To provide context for part of the necessary increase, Rodriguez said the cost of hauling away sludge is set to go up 155.56%- - from 18 cents per gallon to 46 cents per a gallon. He said the sludge gets disposed of in a Lowell facility. He mentioned there is a backup option in Montague but that facility’s requirements for the sludge — contains water, dissolved organic and inorganic materials and suspended solids — is not feasible for Orange.
But resident Ann Reed said she is not satisfied with the stated reason for the rates going up “so dramatically in this sort of haste.”
“I believe that an explanation that the hauling, the sludge hauling, has gone up astronomically just suddenly – the threat of it, anyway – I don’t believe that that’s sufficient,” she said. “I haven’t heard anything to the effect that they have tried to renegotiate the contract or find other haulers. It’s just a little bit weak, to me, that this big financial problem has befallen the department and the go-to is, ‘Well, let’s just charge more of the taxpayers.’”

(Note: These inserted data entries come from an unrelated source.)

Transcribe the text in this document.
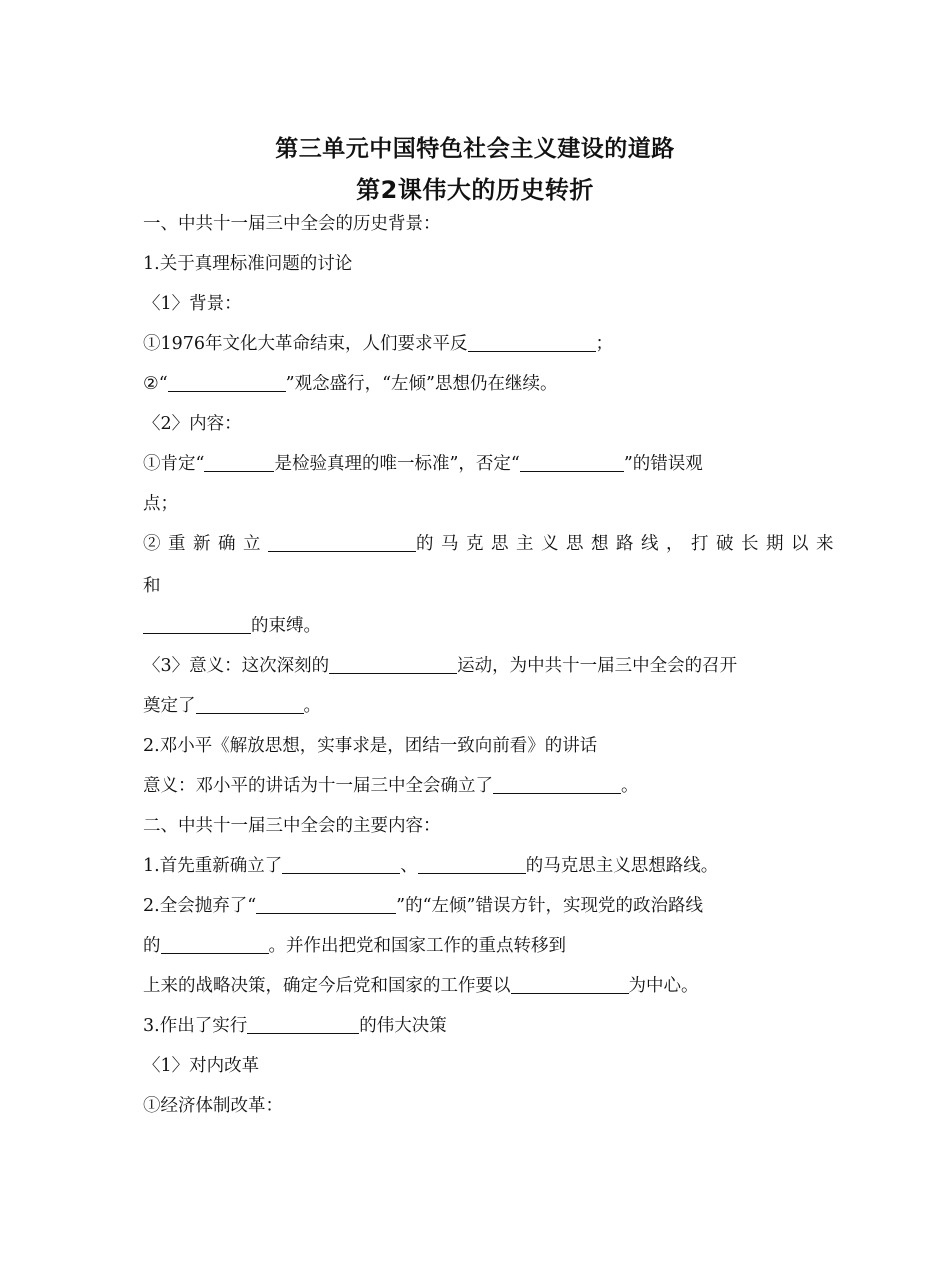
第三单元中国特色社会主义建设的道路
第2课伟大的历史转折
一、中共十一届三中全会的历史背景：
1.关于真理标准问题的讨论
〈1〉背景：
①1976年文化大革命结束，人们要求平反	；
②“	”观念盛行，“左倾”思想仍在继续。
〈2〉内容：
①肯定“	是检验真理的唯一标准”，否定“	”的错误观
点；
②重新确立	的马克思主义思想路线，打破长期以来
和
的束缚。
〈3〉意义：这次深刻的	运动，为中共十一届三中全会的召开
奠定了	。
2.邓小平《解放思想，实事求是，团结一致向前看》的讲话
意义：邓小平的讲话为十一届三中全会确立了	。
二、中共十一届三中全会的主要内容：
1.首先重新确立了	、	的马克思主义思想路线。
2.全会抛弃了“	”的“左倾”错误方针，实现党的政治路线
的	。并作出把党和国家工作的重点转移到
上来的战略决策，确定今后党和国家的工作要以	为中心。
3.作出了实行	的伟大决策
〈1〉对内改革
①经济体制改革：
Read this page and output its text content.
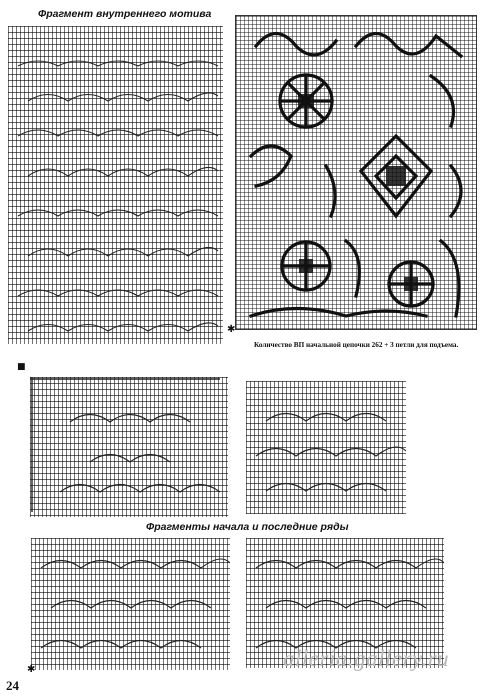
Фрагмент внутреннего мотива
✱
Количество ВП начальной цепочки 262 + 3 петли для подъема.
■
Фрагменты начала и последние ряды
✱
24
alleria.gallery.ru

Bartlett said she has followed the town’s wastewater situation for a while and called it “a freight train out of control.” She also cited a state statute she believes prohibits a selectboard from serving as a municipality’s sewer commission, though others refuted her interpretation of the law. Town Clerk Nancy Blackmer said she believes the current arrangement is legal because it is not the Selectboard governing the wastewater department but rather the Selectboard members serving dual roles as Sewer Commissioners.